Radio Sputnik’s Loud and Clear spoke with Alberto Garcia Watson, former senior Middle East correspondent for HispanTV, about Del Ponte’s resignation and the progress being made by Syrian government forces pushing back the rebellious terrorist organizations.
Watson explained that as head of the human rights commission during the Syrian conflict, Del Ponte had faced a lot of ups and downs. "We heard the narrative we heard in Libya, from March 2011 we heard that [Syrian President Bashar] al-Assad was allegedly bombing and killing his people. We heard the same about [deceased Libyan leader Muammar] Gaddafi in Libya, we hear now the same thing about [Nicolas] Maduro in Venezuela."
The conflict "is being won by Syrian forces with the help of the Russians, and not much more, because to be honest the American intervention is making more of a mess," he said. To illustrate, Watson pointed to the use of white phosphorus munitions by US forces during a June operation in the Daesh stronghold of Raqqa, which killed 30 civilians.
The journalist told Loud & Clear that Del Ponte resigned because she was "absolutely exhausted" after eventually seeing that "the United Nations is playing a role that is not finding any solutions in this conflict."
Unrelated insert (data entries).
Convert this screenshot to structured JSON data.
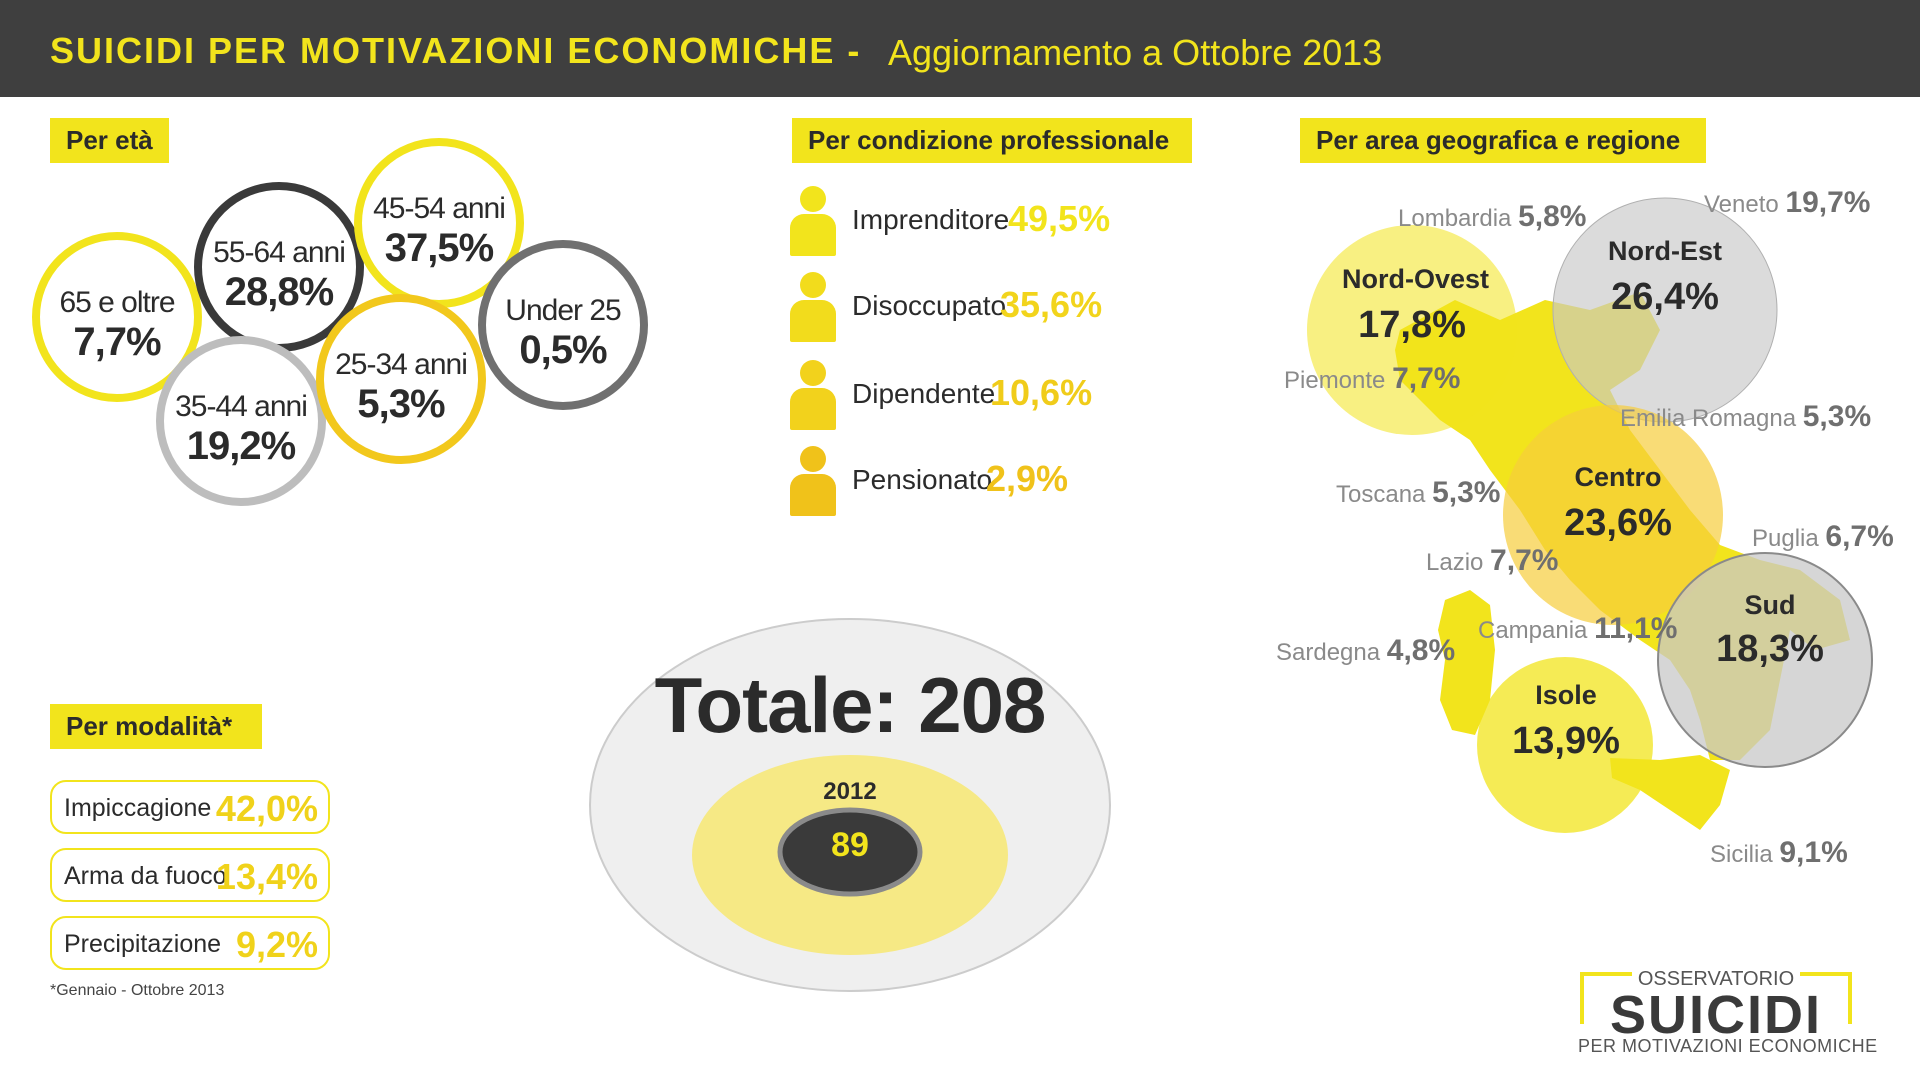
{
  "header": {
    "title": "SUICIDI PER MOTIVAZIONI ECONOMICHE -",
    "subtitle": "Aggiornamento a Ottobre 2013"
  },
  "sections": {
    "age": "Per età",
    "profession": "Per condizione professionale",
    "geo": "Per area geografica e regione",
    "modality": "Per modalità*"
  },
  "colors": {
    "yellow": "#f2e41c",
    "dark": "#3f3f3f",
    "grey": "#bdbdbd"
  },
  "chart_data": [
    {
      "type": "bubble",
      "categories": [
        "65 e oltre",
        "55-64 anni",
        "45-54 anni",
        "35-44 anni",
        "25-34 anni",
        "Under 25"
      ],
      "labels": [
        "7,7%",
        "28,8%",
        "37,5%",
        "19,2%",
        "5,3%",
        "0,5%"
      ],
      "values": [
        7.7,
        28.8,
        37.5,
        19.2,
        5.3,
        0.5
      ]
    },
    {
      "type": "table",
      "categories": [
        "Imprenditore",
        "Disoccupato",
        "Dipendente",
        "Pensionato"
      ],
      "labels": [
        "49,5%",
        "35,6%",
        "10,6%",
        "2,9%"
      ],
      "values": [
        49.5,
        35.6,
        10.6,
        2.9
      ]
    },
    {
      "type": "table",
      "categories": [
        "Impiccagione",
        "Arma da fuoco",
        "Precipitazione"
      ],
      "labels": [
        "42,0%",
        "13,4%",
        "9,2%"
      ],
      "values": [
        42.0,
        13.4,
        9.2
      ]
    },
    {
      "type": "bubble",
      "total_label": "Totale: 208",
      "total": 208,
      "year_label": "2012",
      "year_value_label": "89",
      "year_value": 89
    },
    {
      "type": "table",
      "areas": [
        {
          "name": "Nord-Ovest",
          "label": "17,8%",
          "value": 17.8
        },
        {
          "name": "Nord-Est",
          "label": "26,4%",
          "value": 26.4
        },
        {
          "name": "Centro",
          "label": "23,6%",
          "value": 23.6
        },
        {
          "name": "Sud",
          "label": "18,3%",
          "value": 18.3
        },
        {
          "name": "Isole",
          "label": "13,9%",
          "value": 13.9
        }
      ],
      "regions": [
        {
          "name": "Lombardia",
          "label": "5,8%",
          "value": 5.8
        },
        {
          "name": "Veneto",
          "label": "19,7%",
          "value": 19.7
        },
        {
          "name": "Piemonte",
          "label": "7,7%",
          "value": 7.7
        },
        {
          "name": "Emilia Romagna",
          "label": "5,3%",
          "value": 5.3
        },
        {
          "name": "Toscana",
          "label": "5,3%",
          "value": 5.3
        },
        {
          "name": "Lazio",
          "label": "7,7%",
          "value": 7.7
        },
        {
          "name": "Puglia",
          "label": "6,7%",
          "value": 6.7
        },
        {
          "name": "Campania",
          "label": "11,1%",
          "value": 11.1
        },
        {
          "name": "Sardegna",
          "label": "4,8%",
          "value": 4.8
        },
        {
          "name": "Sicilia",
          "label": "9,1%",
          "value": 9.1
        }
      ]
    }
  ],
  "footnote": "*Gennaio - Ottobre 2013",
  "logo": {
    "top": "OSSERVATORIO",
    "main": "SUICIDI",
    "bottom": "PER MOTIVAZIONI ECONOMICHE"
  }
}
Sputnik news analyst Walter Smolarek, sitting in for host Brian Becker, offered that the white phosphorus incident "undercuts one of the key narratives that we’ve seen in the Western media and coming from Western capitalists over the course of this war, which is the narrative of 'The people versus the evil dictator.'"
He added that another narrative typically used to justify US intervention in Syria is the dynamic of "moderate rebels" versus "extremists," and asked Watson if this was a real dynamic or an invention of the West.
"I’ve been to Syria several times, and when you talk to the Syrians about moderate rebels and extremist rebels, they laugh. They laugh because there’s no such thing as moderate rebels," Watson replied.
He highlighted an incident from 2013 where a commander from the Free Syrian Army, funded and trained by the US, cut the heart out of a Syrian soldier and ate it on camera. There was another incident the same year in which FSA soldiers shot down a helicopter, decapitated the occupants and grilled their heads.
"This proves that most of the groups are extremists," Watson asserted. "It’s ridiculous to talk about moderate and extremists: at this point most of them are terrorists and mercenaries that have been brought into Syria for the interests of other nations, especially the gulf monarchies of Qatar and Saudi Arabia."
"No one has invited the United States in this conflict," he pointed out. "They should let the Syrians decide their future and let the Arab Syrian Army, which is the only legitimate army, to operate there."